Generating data quality and depth metrics

  • The data quality and depth metrics are generated by running the generate-data-quality.yml Github workflow.
  • This workflow also documents how to obtain the data from the command line.
  • To use it, you need to specify the URL for the GCP bucket that contains the GTFS validation result.
  • The default is gs://mobilitydata-gtfs-validation-results3/reports/2024-03-15T04:11/
  • The bucket should be public, meaning it can be accessed using gsutil without authentication.

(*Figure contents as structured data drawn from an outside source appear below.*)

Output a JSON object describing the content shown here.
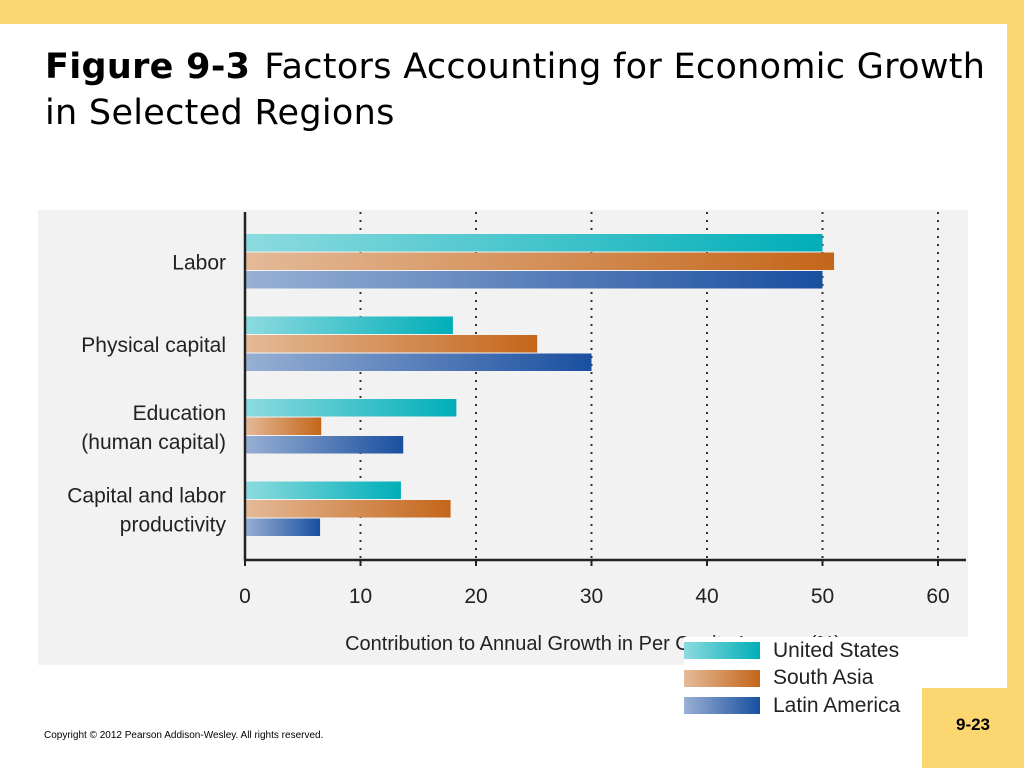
{
  "slide": {
    "figure_label": "Figure 9-3",
    "title": "Factors Accounting for Economic Growth in Selected Regions",
    "copyright": "Copyright © 2012 Pearson Addison-Wesley. All rights reserved.",
    "page_number": "9-23"
  },
  "colors": {
    "frame": "#fcd671",
    "chart_background": "#f2f2f2",
    "united_states": "#00aeb8",
    "south_asia": "#c4661a",
    "latin_america": "#1a4fa0"
  },
  "chart_data": {
    "type": "bar",
    "orientation": "horizontal",
    "categories": [
      [
        "Labor"
      ],
      [
        "Physical capital"
      ],
      [
        "Education",
        "(human capital)"
      ],
      [
        "Capital and labor",
        "productivity"
      ]
    ],
    "series": [
      {
        "name": "United States",
        "values": [
          50,
          18,
          18.3,
          13.5
        ]
      },
      {
        "name": "South Asia",
        "values": [
          51,
          25.3,
          6.6,
          17.8
        ]
      },
      {
        "name": "Latin America",
        "values": [
          50,
          30,
          13.7,
          6.5
        ]
      }
    ],
    "xlabel": "Contribution to Annual Growth in Per Capita Income (%)",
    "xlim": [
      0,
      60
    ],
    "xticks": [
      0,
      10,
      20,
      30,
      40,
      50,
      60
    ],
    "grid": "vertical dotted",
    "legend_position": "right"
  }
}
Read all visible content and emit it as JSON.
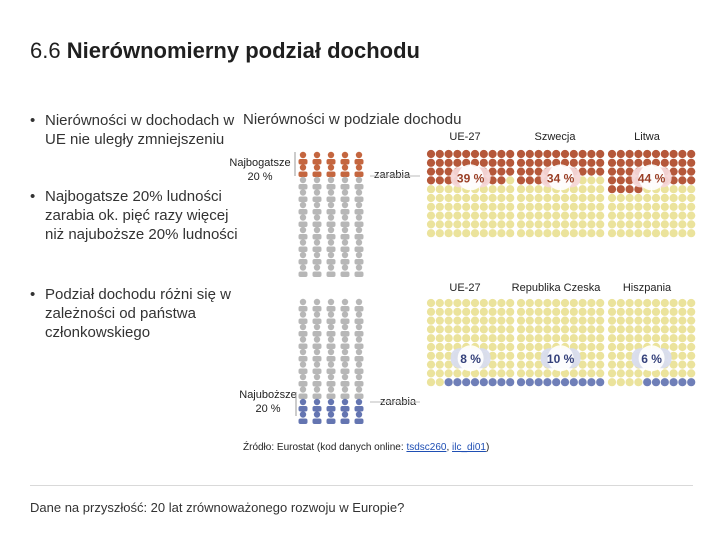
{
  "title": {
    "number": "6.6",
    "text": "Nierównomierny podział dochodu"
  },
  "bullets": [
    {
      "marker": "•",
      "text": "Nierówności w dochodach w UE nie uległy zmniejszeniu"
    },
    {
      "marker": "•",
      "text": "Najbogatsze 20% ludności zarabia ok. pięć razy więcej niż najuboższe 20% ludności"
    },
    {
      "marker": "•",
      "text": "Podział dochodu różni się w zależności od państwa członkowskiego"
    }
  ],
  "graphic": {
    "title": "Nierówności w podziale dochodu",
    "richest_label": "Najbogatsze",
    "richest_pct": "20 %",
    "poorest_label": "Najuboższe",
    "poorest_pct": "20 %",
    "earns_label_top": "zarabia",
    "earns_label_bottom": "zarabia"
  },
  "chart_data": {
    "type": "dot-matrix",
    "title": "Nierówności w podziale dochodu",
    "unit": "% dochodu",
    "top_group": {
      "description": "Najbogatsze 20 % zarabia",
      "countries": [
        "UE-27",
        "Szwecja",
        "Litwa"
      ],
      "values": [
        39,
        34,
        44
      ],
      "value_labels": [
        "39 %",
        "34 %",
        "44 %"
      ]
    },
    "bottom_group": {
      "description": "Najuboższe 20 % zarabia",
      "countries": [
        "UE-27",
        "Republika Czeska",
        "Hiszpania"
      ],
      "values": [
        8,
        10,
        6
      ],
      "value_labels": [
        "8 %",
        "10 %",
        "6 %"
      ]
    },
    "colors": {
      "rich": "#b5583a",
      "rich_light": "#f5d7d7",
      "poor": "#6f7fb8",
      "poor_light": "#d8dcee",
      "neutral": "#ebe39c",
      "people_rich": "#c4663f",
      "people_gray": "#b7b7b7",
      "people_poor": "#6475b1"
    }
  },
  "source": {
    "prefix": "Źródło: Eurostat (kod danych online: ",
    "link1": "tsdsc260",
    "sep": ", ",
    "link2": "ilc_di01",
    "suffix": ")"
  },
  "footer": "Dane na przyszłość: 20 lat zrównoważonego rozwoju w Europie?"
}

  • If the bucket is not public, refer to the generate-data-quality.yml workflow to see how to authenticate. The authentication section is commented out.
  • You also need to specify the validator version that was used to generate the data. The default is 5.0.0. This is useful if the bucket contains data for other versions.
    • The workflow will generate these files:
      • dataQuality.csv
      • dataDepth.csv
      • rawDataQuality.csv
      • rawDataDepth.csv
    • These files are also uploaded within the results artifact of the workflow.